Prof. Bambang Waluyo, seorang pakar hukum yang juga mengabdi di UPNVJ, menegaskan bahwa prinsip asas non-retroaktif harus menjadi acuan utama. Asas ini menyatakan bahwa peraturan yang baru tidak dapat diterapkan secara mundur kepada peristiwa atau keputusan yang telah terjadi sebelumnya, kecuali ada ketentuan khusus yang mengatur sebaliknya.

Berikut beberapa poin penting yang disorot oleh Prof.
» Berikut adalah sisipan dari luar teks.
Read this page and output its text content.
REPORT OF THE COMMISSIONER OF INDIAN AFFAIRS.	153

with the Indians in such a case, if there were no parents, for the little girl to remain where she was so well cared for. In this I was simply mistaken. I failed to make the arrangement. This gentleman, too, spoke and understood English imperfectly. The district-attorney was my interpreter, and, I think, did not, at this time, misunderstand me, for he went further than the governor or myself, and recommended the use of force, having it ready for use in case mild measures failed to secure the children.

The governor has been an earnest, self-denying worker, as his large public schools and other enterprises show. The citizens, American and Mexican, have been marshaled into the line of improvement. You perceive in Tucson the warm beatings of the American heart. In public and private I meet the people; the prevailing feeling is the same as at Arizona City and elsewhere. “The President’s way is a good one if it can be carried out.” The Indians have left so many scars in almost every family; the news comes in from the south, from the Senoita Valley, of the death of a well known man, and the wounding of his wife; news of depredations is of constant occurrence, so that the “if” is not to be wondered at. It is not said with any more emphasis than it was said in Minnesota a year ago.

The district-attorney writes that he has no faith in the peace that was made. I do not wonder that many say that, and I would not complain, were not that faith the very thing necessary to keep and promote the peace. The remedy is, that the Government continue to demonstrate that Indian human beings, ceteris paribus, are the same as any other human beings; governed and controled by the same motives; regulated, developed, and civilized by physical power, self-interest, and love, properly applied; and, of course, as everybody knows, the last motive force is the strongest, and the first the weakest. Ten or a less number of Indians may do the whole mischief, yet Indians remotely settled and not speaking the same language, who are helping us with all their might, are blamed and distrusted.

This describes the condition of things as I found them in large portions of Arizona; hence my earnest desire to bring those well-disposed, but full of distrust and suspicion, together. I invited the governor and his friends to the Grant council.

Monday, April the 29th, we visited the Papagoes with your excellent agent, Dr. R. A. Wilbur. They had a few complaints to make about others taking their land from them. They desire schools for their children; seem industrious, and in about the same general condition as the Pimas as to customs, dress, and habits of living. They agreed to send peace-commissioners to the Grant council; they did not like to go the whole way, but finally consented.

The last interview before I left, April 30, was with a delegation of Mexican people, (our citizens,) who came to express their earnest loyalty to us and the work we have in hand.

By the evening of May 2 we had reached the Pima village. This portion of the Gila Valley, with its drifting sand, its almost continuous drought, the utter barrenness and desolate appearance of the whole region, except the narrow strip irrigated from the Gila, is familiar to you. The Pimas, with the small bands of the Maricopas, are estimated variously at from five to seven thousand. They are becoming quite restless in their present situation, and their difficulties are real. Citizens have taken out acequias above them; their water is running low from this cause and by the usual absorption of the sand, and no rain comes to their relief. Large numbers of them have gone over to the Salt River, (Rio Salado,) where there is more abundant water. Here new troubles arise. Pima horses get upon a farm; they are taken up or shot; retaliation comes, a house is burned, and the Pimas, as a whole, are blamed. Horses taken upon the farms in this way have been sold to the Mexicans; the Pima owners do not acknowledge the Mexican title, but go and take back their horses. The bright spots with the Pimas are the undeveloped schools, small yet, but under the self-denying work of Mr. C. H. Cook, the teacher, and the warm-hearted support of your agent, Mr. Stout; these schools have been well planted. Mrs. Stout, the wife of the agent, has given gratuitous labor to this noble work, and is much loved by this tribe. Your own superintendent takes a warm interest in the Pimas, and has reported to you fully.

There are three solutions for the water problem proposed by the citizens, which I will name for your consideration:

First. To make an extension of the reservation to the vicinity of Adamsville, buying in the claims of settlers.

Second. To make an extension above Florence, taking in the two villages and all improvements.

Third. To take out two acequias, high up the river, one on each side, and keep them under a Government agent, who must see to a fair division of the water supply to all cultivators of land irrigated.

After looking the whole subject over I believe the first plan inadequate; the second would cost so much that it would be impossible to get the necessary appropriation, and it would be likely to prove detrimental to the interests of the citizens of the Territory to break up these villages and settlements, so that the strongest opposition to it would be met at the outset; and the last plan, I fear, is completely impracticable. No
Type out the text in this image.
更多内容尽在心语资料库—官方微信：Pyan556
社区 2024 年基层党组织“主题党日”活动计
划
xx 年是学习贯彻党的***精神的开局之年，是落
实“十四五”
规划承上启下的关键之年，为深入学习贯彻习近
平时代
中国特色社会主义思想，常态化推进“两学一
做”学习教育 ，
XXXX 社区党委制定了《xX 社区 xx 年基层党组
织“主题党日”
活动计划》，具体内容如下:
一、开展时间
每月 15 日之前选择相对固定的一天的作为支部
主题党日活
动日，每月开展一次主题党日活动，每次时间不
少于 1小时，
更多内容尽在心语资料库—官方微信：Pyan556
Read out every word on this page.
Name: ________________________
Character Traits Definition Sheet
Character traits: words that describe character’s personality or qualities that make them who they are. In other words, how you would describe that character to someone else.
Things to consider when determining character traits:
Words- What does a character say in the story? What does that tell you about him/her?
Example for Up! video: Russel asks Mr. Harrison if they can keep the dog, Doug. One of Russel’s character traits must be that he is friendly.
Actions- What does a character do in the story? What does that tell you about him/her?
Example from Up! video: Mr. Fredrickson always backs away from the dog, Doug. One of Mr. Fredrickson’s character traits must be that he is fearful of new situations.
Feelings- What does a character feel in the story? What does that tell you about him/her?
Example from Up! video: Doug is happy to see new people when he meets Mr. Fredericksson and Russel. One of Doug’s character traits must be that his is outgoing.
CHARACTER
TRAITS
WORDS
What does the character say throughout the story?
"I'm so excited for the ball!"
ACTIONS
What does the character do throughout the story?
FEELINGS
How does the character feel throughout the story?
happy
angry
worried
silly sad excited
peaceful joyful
Bambang:

  • Peraturan terbaru tentang pengangkatan dan status dosen belum dapat memengaruhi dosen yang telah diangkat sebelum aturan tersebut berlaku.
  • Jika ada perubahan status yang ingin diterapkan secara retroaktif, harus ada dasar hukum yang jelas dan tidak menyalahi asas konstitusional.
  • Universitas perlu melakukan kajian mendalam terhadap peraturan internal serta regulasi nasional untuk memastikan tidak terjadi pelanggaran hak-hak dosen.

Dalam konteks ini, pihak universitas diharapkan dapat menyeimbangkan antara kebutuhan reformasi struktural dengan perlindungan hak-hak pegawai yang sudah ada. Langkah-langkah yang dapat diambil meliputi:

  1. Melakukan audit internal terhadap semua status kepegawaian dosen yang masih berada di bawah regulasi lama.
  2. Menyusun mekanisme transisi yang transparan, termasuk memberikan opsi bagi dosen yang terdampak untuk mengajukan keberatan secara resmi.
  3. Berkoordinasi dengan kementerian terkait guna memastikan bahwa kebijakan baru tidak melanggar prinsip non-retroaktif.

Penting pula bagi dosen yang merasa dirugikan untuk memahami hak‑haknya secara hukum, termasuk kemungkinan mengajukan banding atau mediasi. Dengan demikian, penyelesaian sengketa dapat berjalan secara adil dan berlandaskan pada kepastian hukum.

Kasus ini menjadi contoh nyata bagaimana perubahan regulasi di sektor pendidikan tinggi harus memperhatikan asas‑asas hukum yang berlaku, guna menghindari ketidakpastian dan potensi konflik di masa depan.